When a loved one dies, their will is a crucial document outlining how to distribute their assets and possessions. However, sometimes, disputes arise over the validity of a will.
A common reason for contesting a will is the alleged lack of capacity by the testator, the person who created the document.
What is testamentary capacity?
Testamentary capacity refers to a person’s mental and legal ability to create a valid will. The testator must possess the following:
- Understanding: comprehend the nature and extent of their property and the significance of creating a will
- Freedom from undue influence: free from anyone trying to manipulate their decisions
- Memory and recollection: remember and acknowledge their family members, friends and the distributions they intend to make in the will
- Rational decision-making: able to make logical decisions regarding the distribution of their assets
According to a survey, only 33% of Americans have formal plans for their estates. The presence of a will is valuable but can present problems if the person did not have cognitive capacity when they made it.

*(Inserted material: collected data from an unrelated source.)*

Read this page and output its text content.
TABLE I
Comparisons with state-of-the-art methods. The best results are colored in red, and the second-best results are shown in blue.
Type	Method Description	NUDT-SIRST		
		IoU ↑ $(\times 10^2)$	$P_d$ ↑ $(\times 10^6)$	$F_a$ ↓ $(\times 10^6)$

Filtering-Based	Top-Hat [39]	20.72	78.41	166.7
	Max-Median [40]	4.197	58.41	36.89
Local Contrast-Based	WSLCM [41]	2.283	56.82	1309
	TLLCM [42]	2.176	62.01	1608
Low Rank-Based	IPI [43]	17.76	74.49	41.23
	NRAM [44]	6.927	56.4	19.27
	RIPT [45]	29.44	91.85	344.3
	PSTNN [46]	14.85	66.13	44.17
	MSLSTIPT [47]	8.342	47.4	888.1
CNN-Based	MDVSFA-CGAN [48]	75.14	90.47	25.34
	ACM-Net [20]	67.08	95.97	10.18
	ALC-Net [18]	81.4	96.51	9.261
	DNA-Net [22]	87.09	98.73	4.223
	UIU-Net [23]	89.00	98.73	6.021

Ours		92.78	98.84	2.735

What indicates a lack of capacity?
Some common signs that might indicate a lack of capacity include compromised cognitive impairment, delusions, severe mental illnesses or medication side effects.
If you have reason to contest a family member’s will, you must provide evidence demonstrating your loved one’s inability to meet the capacity criteria. Proof can include medical records, expert testimony and witnesses who can attest to the person’s mental state at the time of the will’s creation.
You want to ensure your loved one’s will accurately reflects their wishes. With solid evidence and an understanding of the complexities of this legal process, you can work to protect the integrity of the will and honor the true intentions of your family member.